Exhibit 5.1
PILLSBURY WINTHROP SHAW PITTMAN LLP
2400 Hanover Street
Palo Alto, California 94304

February 18, 2026
Quantum Corporation
10770 E. Briarwood Avenue
Centennial, CO 80112
Ladies and Gentlemen:
We are acting as counsel for Quantum Corporation, a Delaware corporation (the “Company”), in connection with the Registration Statement on Form S-1 (the “Registration Statement”) filed by the Company with the Securities and Exchange Commission under the Securities Act of 1933 (the “Act”) relating to the registration of up to 18,207,453 shares of the Company’s common stock, par value $0.01 per share (“Common Stock”), issuable upon conversion on or after the date hereof and on or prior to December 18, 2028 of the Company’s 10.00% PIK Senior Secured Convertible Notes due 2028 (the “Notes”) in the aggregate principal amount of $54,718,114 (such shares, the “Conversion Shares”).
The Notes outstanding as of the date hereof have been issued under the Indenture, dated as of December 18, 2025 (the “Indenture”), among the Company, the guarantors party thereto and U.S. Bank Trust Company, National Association, as trustee and collateral agent.
We have reviewed the Registration Statement, the Indenture and such other agreements, documents, records, certificates and other materials, and have reviewed and are familiar with such corporate proceedings and satisfied ourselves as to such other matters, as we have considered relevant or necessary as a basis for our opinions set forth in this letter. In such review, we have assumed the accuracy and completeness of all agreements, documents, records, certificates and other materials submitted to us, the conformity with the originals of all such materials submitted to us as copies (whether or not certified and including facsimiles), the authenticity of the originals of such materials and all materials submitted to us as originals, the genuineness of all signatures and the legal capacity of all natural persons, and that the Indenture have been duly authorized, executed and delivered by the Trustee.
On the basis of the foregoing and subject to the other qualifications and limitations set forth herein, we are of the opinion that the Conversion Shares have been duly authorized and, when issued by the Company upon conversion of the Notes outstanding as of the date hereof in accordance with the Indenture and the Notes, will be validly issued, fully paid and nonassessable.
In connection with our opinions set forth above, we have assumed that (i) at or prior to the time of the delivery of any of the Conversion Shares the Board of Directors of the Company shall not have rescinded or otherwise modified the authorization of such Conversion Shares and (ii)  at or prior to the time of the delivery of any of the Conversion Shares (x) the Company shall remain validly existing as a corporation in good standing under the General Corporation Law of the



State of Delaware, (y) the Company will have a sufficient number of authorized but unissued shares thereof under the Certificate of Incorporation of the Company at the time of such issuance, and (z) there shall not have occurred any change in law affecting the validity or enforceability of the Indenture or the Notes.

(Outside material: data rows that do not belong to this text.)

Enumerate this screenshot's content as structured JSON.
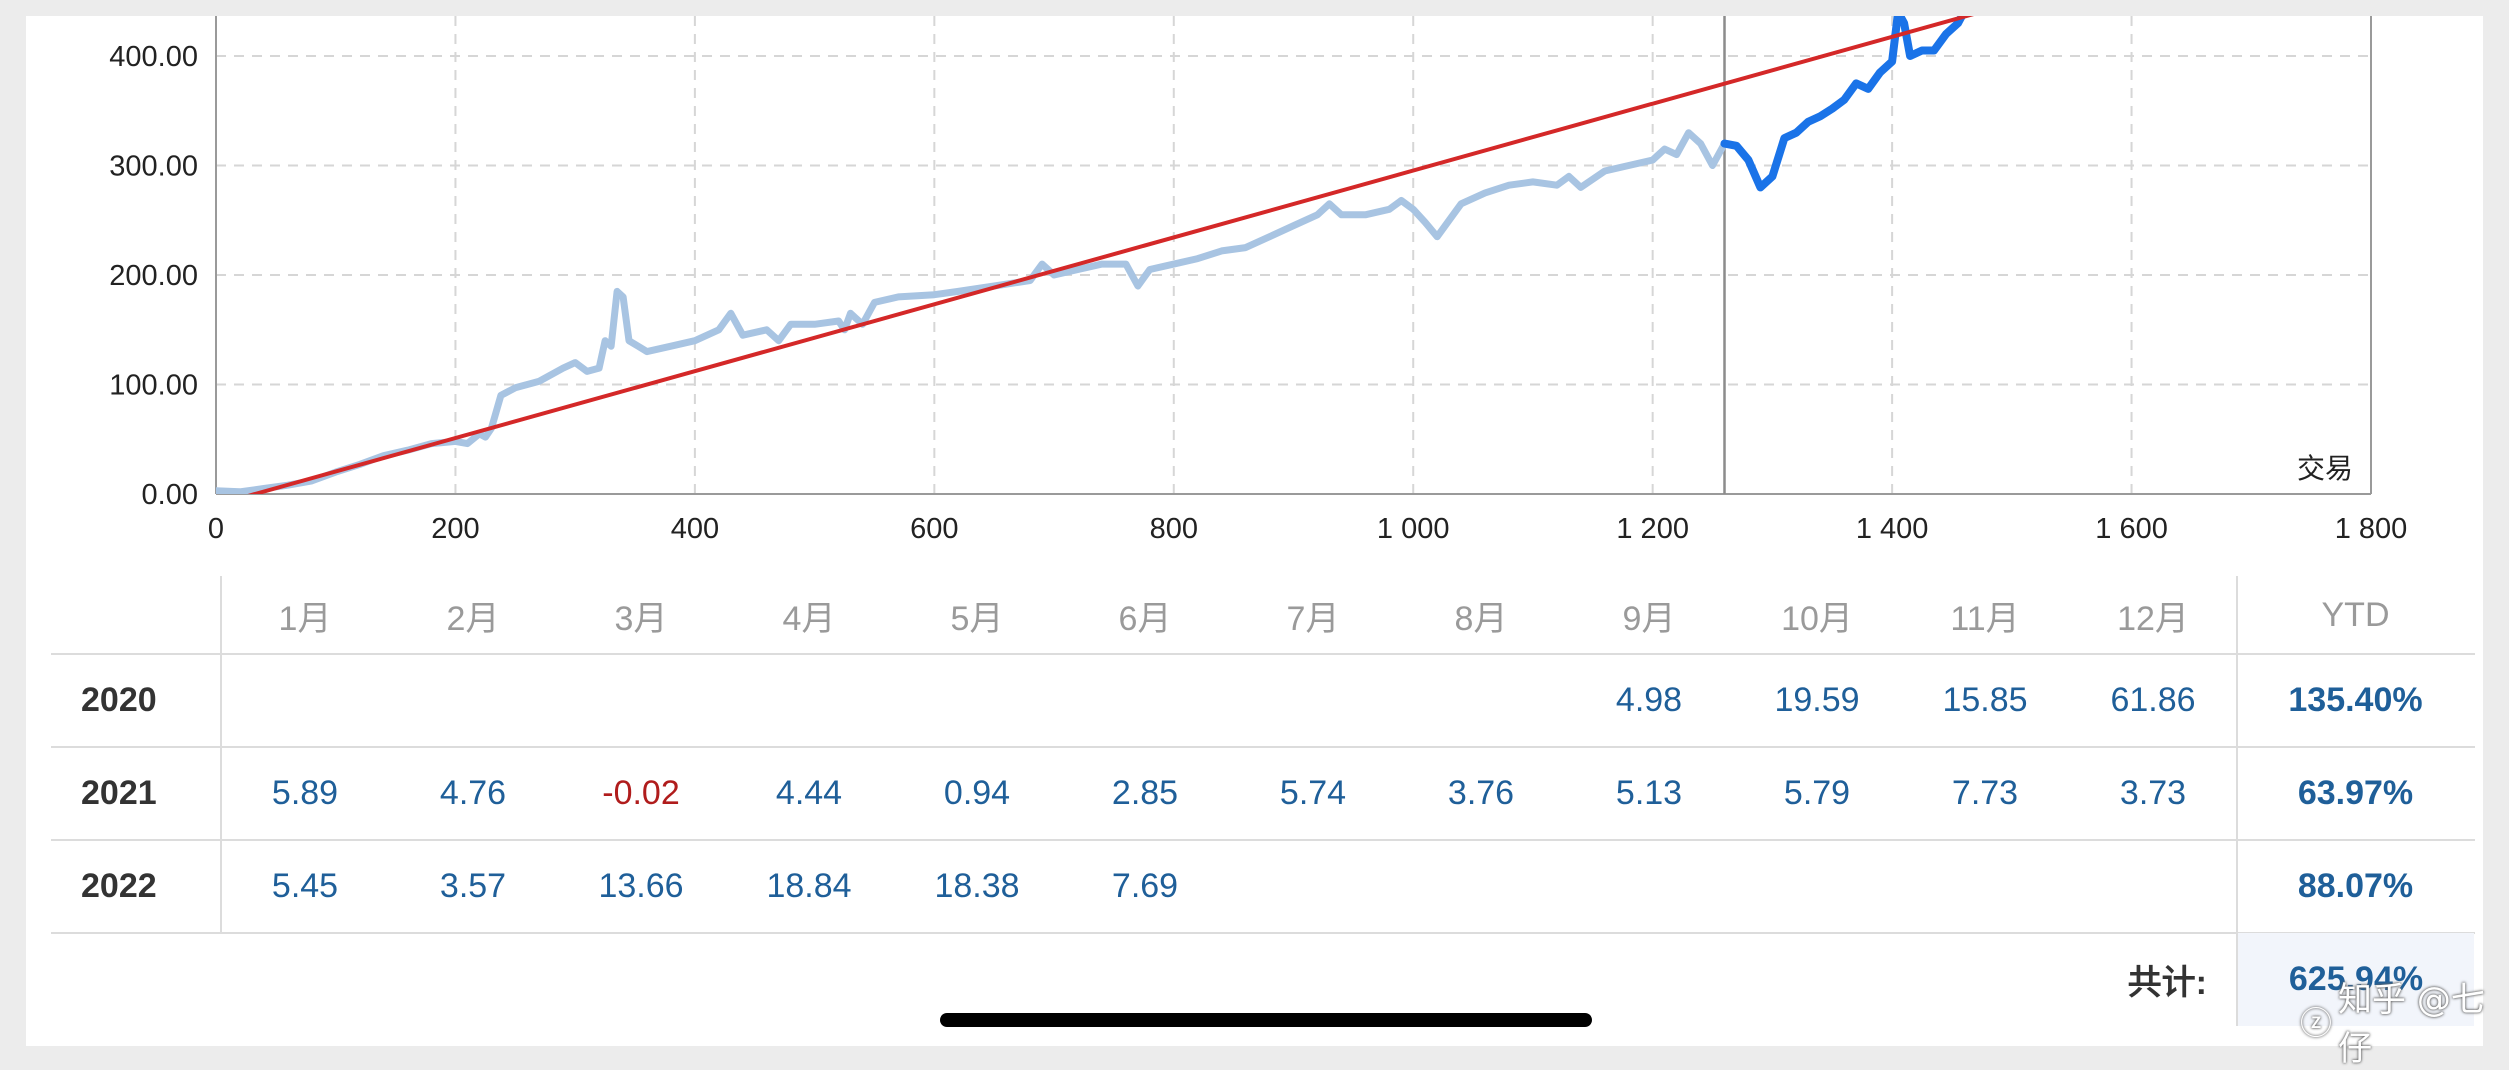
{
  "chart_data": {
    "type": "line",
    "xlabel": "交易",
    "ylabel": "",
    "xlim": [
      0,
      1800
    ],
    "ylim": [
      0,
      440
    ],
    "x_ticks": [
      "0",
      "200",
      "400",
      "600",
      "800",
      "1 000",
      "1 200",
      "1 400",
      "1 600",
      "1 800"
    ],
    "x_tick_values": [
      0,
      200,
      400,
      600,
      800,
      1000,
      1200,
      1400,
      1600,
      1800
    ],
    "y_ticks": [
      "0.00",
      "100.00",
      "200.00",
      "300.00",
      "400.00"
    ],
    "y_tick_values": [
      0,
      100,
      200,
      300,
      400
    ],
    "grid": true,
    "marker_x": 1260,
    "series": [
      {
        "role": "history",
        "color": "#a8c4e2",
        "points": [
          [
            0,
            3
          ],
          [
            20,
            2
          ],
          [
            40,
            5
          ],
          [
            60,
            8
          ],
          [
            80,
            12
          ],
          [
            100,
            20
          ],
          [
            120,
            27
          ],
          [
            140,
            35
          ],
          [
            160,
            40
          ],
          [
            180,
            46
          ],
          [
            200,
            48
          ],
          [
            210,
            46
          ],
          [
            220,
            55
          ],
          [
            225,
            52
          ],
          [
            230,
            60
          ],
          [
            238,
            90
          ],
          [
            250,
            97
          ],
          [
            270,
            103
          ],
          [
            290,
            115
          ],
          [
            300,
            120
          ],
          [
            310,
            112
          ],
          [
            320,
            115
          ],
          [
            325,
            140
          ],
          [
            330,
            135
          ],
          [
            335,
            185
          ],
          [
            340,
            180
          ],
          [
            345,
            140
          ],
          [
            360,
            130
          ],
          [
            380,
            135
          ],
          [
            400,
            140
          ],
          [
            420,
            150
          ],
          [
            430,
            165
          ],
          [
            440,
            145
          ],
          [
            460,
            150
          ],
          [
            470,
            140
          ],
          [
            480,
            155
          ],
          [
            500,
            155
          ],
          [
            520,
            158
          ],
          [
            525,
            150
          ],
          [
            530,
            165
          ],
          [
            540,
            155
          ],
          [
            550,
            175
          ],
          [
            570,
            180
          ],
          [
            600,
            182
          ],
          [
            620,
            185
          ],
          [
            650,
            190
          ],
          [
            680,
            195
          ],
          [
            690,
            210
          ],
          [
            700,
            200
          ],
          [
            720,
            205
          ],
          [
            740,
            210
          ],
          [
            760,
            210
          ],
          [
            770,
            190
          ],
          [
            780,
            205
          ],
          [
            800,
            210
          ],
          [
            820,
            215
          ],
          [
            840,
            222
          ],
          [
            860,
            225
          ],
          [
            880,
            235
          ],
          [
            900,
            245
          ],
          [
            920,
            255
          ],
          [
            930,
            265
          ],
          [
            940,
            255
          ],
          [
            960,
            255
          ],
          [
            980,
            260
          ],
          [
            990,
            268
          ],
          [
            1000,
            260
          ],
          [
            1010,
            248
          ],
          [
            1020,
            235
          ],
          [
            1030,
            250
          ],
          [
            1040,
            265
          ],
          [
            1060,
            275
          ],
          [
            1080,
            282
          ],
          [
            1100,
            285
          ],
          [
            1120,
            282
          ],
          [
            1130,
            290
          ],
          [
            1140,
            280
          ],
          [
            1160,
            295
          ],
          [
            1180,
            300
          ],
          [
            1200,
            305
          ],
          [
            1210,
            315
          ],
          [
            1220,
            310
          ],
          [
            1230,
            330
          ],
          [
            1240,
            320
          ],
          [
            1250,
            300
          ],
          [
            1260,
            320
          ]
        ]
      },
      {
        "role": "current",
        "color": "#1a73e8",
        "points": [
          [
            1260,
            320
          ],
          [
            1270,
            318
          ],
          [
            1280,
            305
          ],
          [
            1290,
            280
          ],
          [
            1300,
            290
          ],
          [
            1310,
            325
          ],
          [
            1320,
            330
          ],
          [
            1330,
            340
          ],
          [
            1340,
            345
          ],
          [
            1350,
            352
          ],
          [
            1360,
            360
          ],
          [
            1370,
            375
          ],
          [
            1380,
            370
          ],
          [
            1390,
            385
          ],
          [
            1400,
            395
          ],
          [
            1405,
            440
          ],
          [
            1410,
            430
          ],
          [
            1415,
            400
          ],
          [
            1425,
            405
          ],
          [
            1435,
            405
          ],
          [
            1445,
            420
          ],
          [
            1455,
            430
          ],
          [
            1460,
            440
          ]
        ]
      },
      {
        "role": "trend",
        "color": "#d42828",
        "points": [
          [
            0,
            -10
          ],
          [
            1490,
            445
          ]
        ]
      }
    ]
  },
  "table": {
    "months": [
      "1月",
      "2月",
      "3月",
      "4月",
      "5月",
      "6月",
      "7月",
      "8月",
      "9月",
      "10月",
      "11月",
      "12月"
    ],
    "ytd_label": "YTD",
    "rows": [
      {
        "year": "2020",
        "values": [
          "",
          "",
          "",
          "",
          "",
          "",
          "",
          "",
          "4.98",
          "19.59",
          "15.85",
          "61.86"
        ],
        "ytd": "135.40%"
      },
      {
        "year": "2021",
        "values": [
          "5.89",
          "4.76",
          "-0.02",
          "4.44",
          "0.94",
          "2.85",
          "5.74",
          "3.76",
          "5.13",
          "5.79",
          "7.73",
          "3.73"
        ],
        "ytd": "63.97%"
      },
      {
        "year": "2022",
        "values": [
          "5.45",
          "3.57",
          "13.66",
          "18.84",
          "18.38",
          "7.69",
          "",
          "",
          "",
          "",
          "",
          ""
        ],
        "ytd": "88.07%"
      }
    ],
    "total_label": "共计:",
    "total_value": "625.94%"
  },
  "watermark": "知乎 @七 仔",
  "icons": {
    "watermark": "zhihu-logo-icon"
  }
}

The opinions set forth in this letter are limited to the General Corporation Law of the State of Delaware, as in effect on the date hereof.
We hereby consent to the filing of this opinion letter as Exhibit 5.1 to the Registration Statement and to the use of our name under the caption “Legal Matters” in the Registration Statement and in the Prospectus included therein. In giving this consent, we do not thereby admit that we are within the category of persons whose consent is required under Section 7 of the Act or the rules and regulations of the Securities and Exchange Commission promulgated thereunder.